Understanding the Ascent Method

It has been far longer than I would have preferred since I wrote a blog post. As I expected in my original GSoC proposal, the Held-Karp relaxation is proving to be quite difficult to implement.

My mentors and I agreed that the branch and bound method discussed in Held and Karp’s 1970 paper The Traveling-Salesman Problem and Minimum Spanning Trees which first required the implementation of the ascent method because it is used in the branch and bound method. For the last week and a half I have been implementing and debugging the ascent method and wanted to take some time to reflect on what I have learned.

I will start by saying that as of the writing of this post, my version of the ascent method is not giving what I expect to be the optimal solution. For my testing, I took the graph which Held and Karp use in their example of the branch and bound method, a weighted $\mathcal{K}_6$, and converted to a directed but symmetric version given in the following adjacency matrix.

$$ \begin{bmatrix} 0 & 97 & 60 & 73 & 17 & 52 \\\ 97 & 0 & 41 & 52 & 90 & 30 \\\ 60 & 41 & 0 & 21 & 35 & 41 \\\ 73 & 52 & 21 & 0 & 95 & 46 \\\ 17 & 90 & 35 & 95 & 0 & 81 \\\ 52 & 30 & 41 & 46 & 81 & 0 \end{bmatrix} $$

The original solution is an undirected tour but in the directed version, the expected solutions depend on which way they are traversed. Both of these cycles have a total weight of 207.

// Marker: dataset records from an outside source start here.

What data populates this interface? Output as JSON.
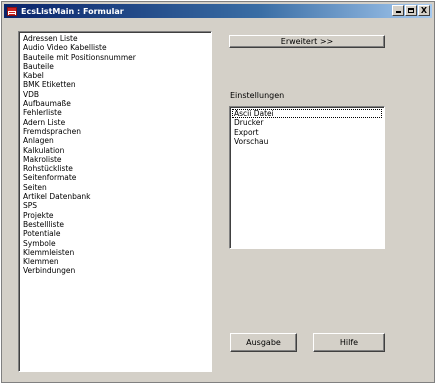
{
  "window": {
    "title": "EcsListMain : Formular",
    "controls": {
      "minimize": "_",
      "maximize": "□",
      "close": "X"
    }
  },
  "main_list": {
    "items": [
      "Adressen Liste",
      "Audio Video Kabelliste",
      "Bauteile mit Positionsnummer",
      "Bauteile",
      "Kabel",
      "BMK Etiketten",
      "VDB",
      "Aufbaumaße",
      "Fehlerliste",
      "Adern Liste",
      "Fremdsprachen",
      "Anlagen",
      "Kalkulation",
      "Makroliste",
      "Rohstückliste",
      "Seitenformate",
      "Seiten",
      "Artikel Datenbank",
      "SPS",
      "Projekte",
      "Bestellliste",
      "Potentiale",
      "Symbole",
      "Klemmleisten",
      "Klemmen",
      "Verbindungen"
    ]
  },
  "buttons": {
    "erweitert": "Erweitert >>",
    "ausgabe": "Ausgabe",
    "hilfe": "Hilfe"
  },
  "settings": {
    "label": "Einstellungen",
    "items": [
      "Ascii Datei",
      "Drucker",
      "Export",
      "Vorschau"
    ]
  }
}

Expected solutions for the weighted K_6 used in the Held and Karp paper

This is the cycle returned by the program, which has a total weight of 246.

The current solution being found by the program

All of this code goes into the function _held_karp() within traveling_saleaman.py in NetworkX and I tried to follow the algorithm outlined in the paper as closely as I could. The _held_karp() function itself has three inner functions, k_pi(), direction_of_ascent() and find_epsilon() which represent the main three steps used in each iteration of the ascent method.

`k_pi()`#

k_pi() uses the ArborescenceIterator I implemented during the first week of coding for the Summer of Code to find all of the minimum 1-arborescences in the graph. My original assessment of creating 1-arborescences was slightly incorrect. I stated that

In order to connect vertex 1, we would choose the outgoing arc with the smallest cost and the incoming arc with the smallest cost.

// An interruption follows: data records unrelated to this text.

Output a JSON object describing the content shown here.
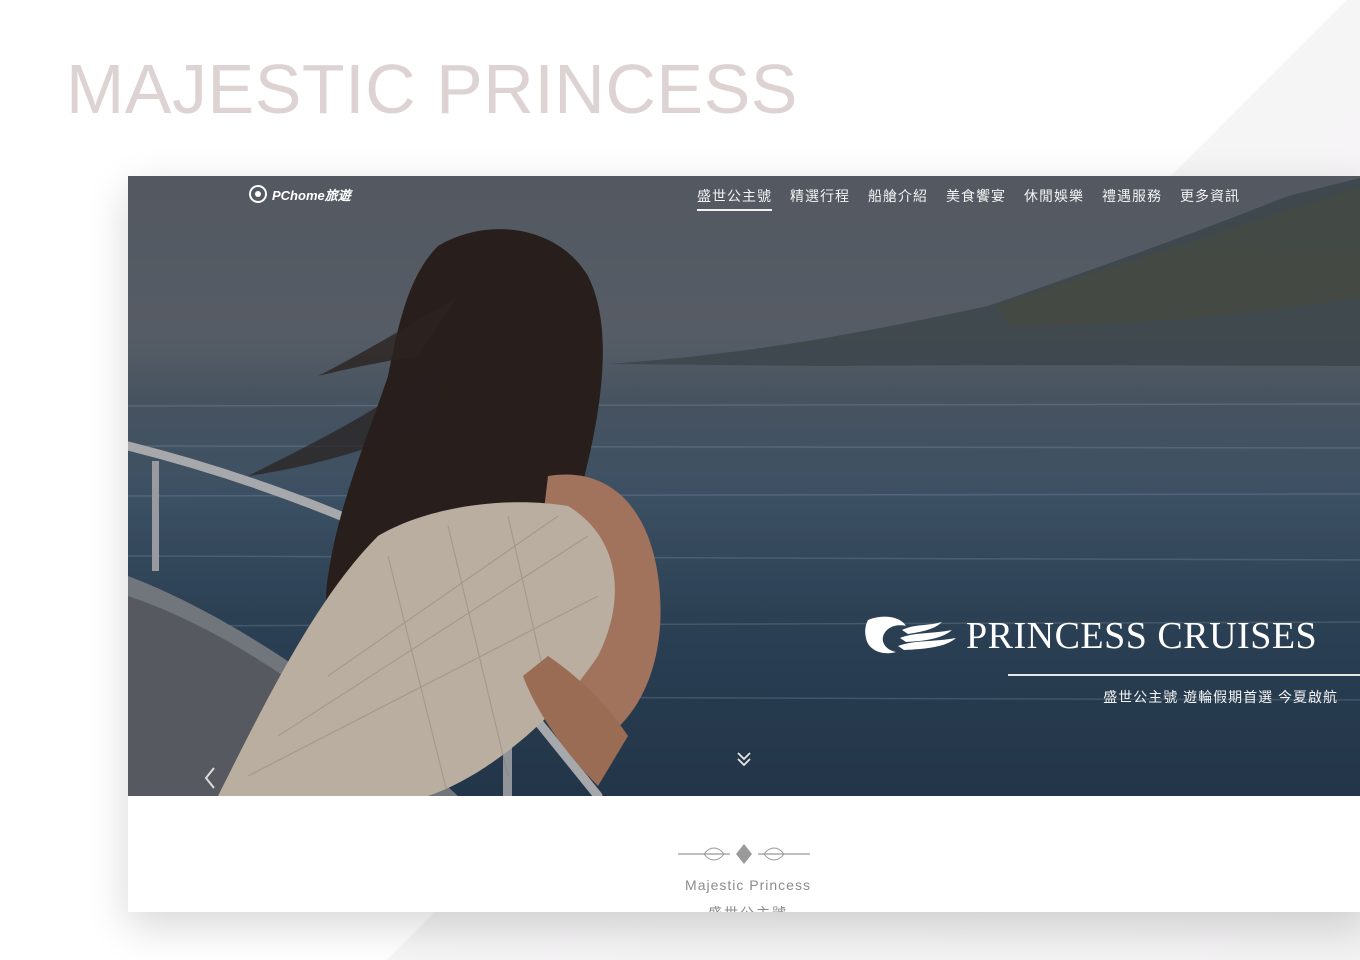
{
  "page": {
    "title": "MAJESTIC PRINCESS"
  },
  "site": {
    "logo_text": "PChome旅遊",
    "nav": [
      {
        "label": "盛世公主號",
        "active": true
      },
      {
        "label": "精選行程",
        "active": false
      },
      {
        "label": "船艙介紹",
        "active": false
      },
      {
        "label": "美食饗宴",
        "active": false
      },
      {
        "label": "休閒娛樂",
        "active": false
      },
      {
        "label": "禮遇服務",
        "active": false
      },
      {
        "label": "更多資訊",
        "active": false
      }
    ]
  },
  "hero": {
    "brand_name": "PRINCESS CRUISES",
    "tagline": "盛世公主號 遊輪假期首選 今夏啟航",
    "icons": [
      "princess-logo-icon",
      "scroll-down-icon",
      "prev-arrow-icon"
    ]
  },
  "section": {
    "title_en": "Majestic Princess",
    "title_zh": "盛世公主號"
  },
  "colors": {
    "showcase_title": "#ddd3d3",
    "nav_text": "#f2f2f2",
    "section_text": "#8c8c8c"
  }
}
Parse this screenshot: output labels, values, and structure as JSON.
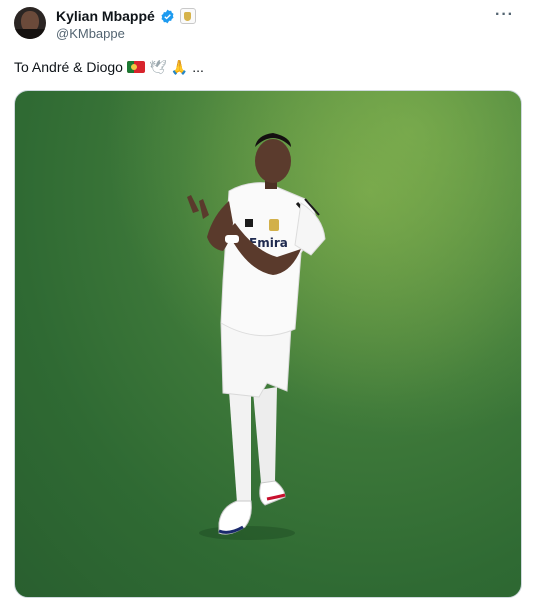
{
  "author": {
    "name": "Kylian Mbappé",
    "handle": "@KMbappe",
    "verified_icon": "verified-badge-icon",
    "affiliation_icon": "real-madrid-badge-icon"
  },
  "menu": {
    "more_label": "···"
  },
  "tweet": {
    "text": "To André & Diogo",
    "emojis": [
      "portugal-flag",
      "dove",
      "folded-hands"
    ],
    "trail": "..."
  },
  "colors": {
    "accent": "#1d9bf0",
    "text": "#0f1419",
    "secondary_text": "#536471",
    "pitch": "#3f7a3a"
  }
}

In reality, this method would produce graphs which are almost arborescences based solely on the fact that the outgoing arc would almost certainly create a vertex with two incoming arcs. Instead, we need to connect vertex 1 with the incoming edge of lowest cost and the edge connecting to the root node of the arborescence on nodes ${2, 3, \dots, n}$ that way the in-degree constraint is not violated.

For the test graph on the first iteration of the ascent method, k_pi() returned 10 1-arborescences but the costs were not all the same. Notice that because we have no agency in choosing the outgoing edge of vertex 1 that the total cost of the 1-arborescence will vary by the difference between the cheapest root to connect to and the most expensive node to connect to. My original writing of this function was not very efficient and it created the 1-arborescence from all of the minimum spanning arborescences and then iterated over them to delete all of the non-minimum ones.

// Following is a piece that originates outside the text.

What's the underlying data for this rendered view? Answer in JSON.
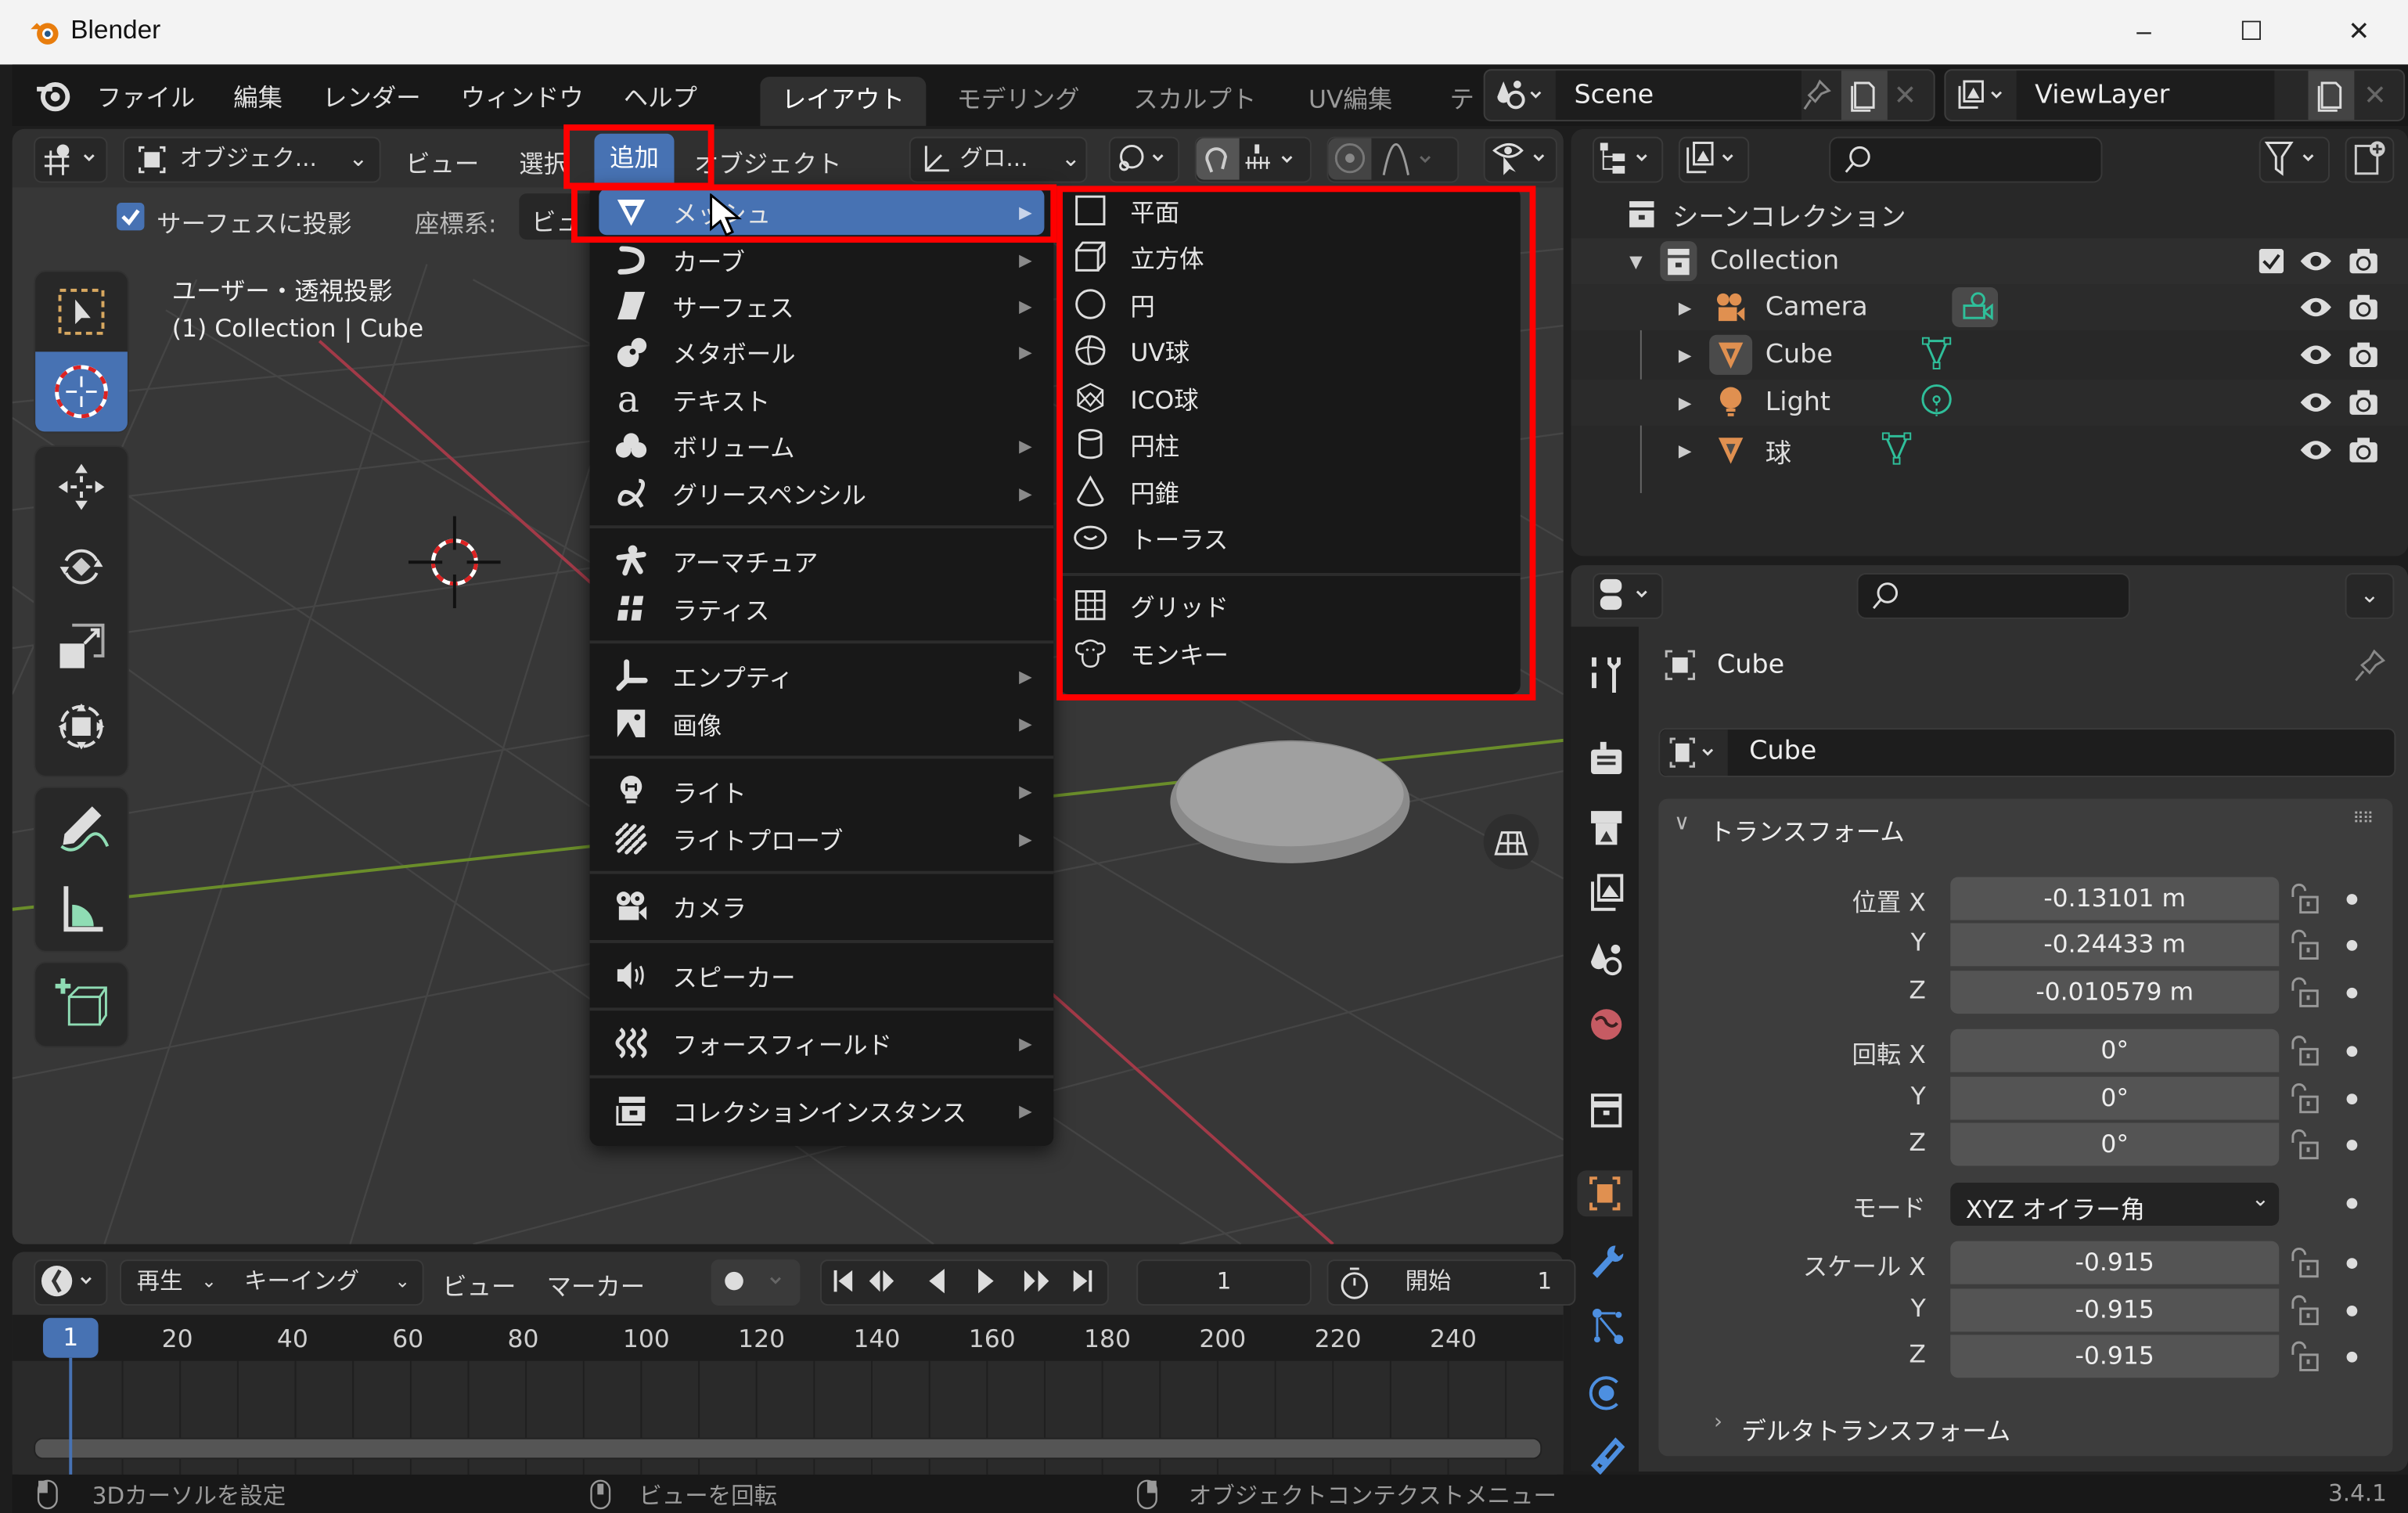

Yesterday I re-wrote this function so that once a 1-arborescence of lower weight was found it would delete all of the current minimum ones in favor on the new one and not add any 1-arborescences it found with greater weight to the set of minimum 1-arborescences.

The real reason that I re-wrote the method was to try something new in hopes of pushing the program from a suboptimal solution to the optimal one. As I mentioned early, the forced choice of connecting to the root node created 1-arborescences of different weight. I suspected then that different choices of vertex 1 would be able to create 1-arborescences of even lower weight than just arbitrarily using the one returned by next(G.__iter__()). So I wrapped all of k_pi() with a for loop over the vertices of the graph and found that the choice of vertex 1 made a difference.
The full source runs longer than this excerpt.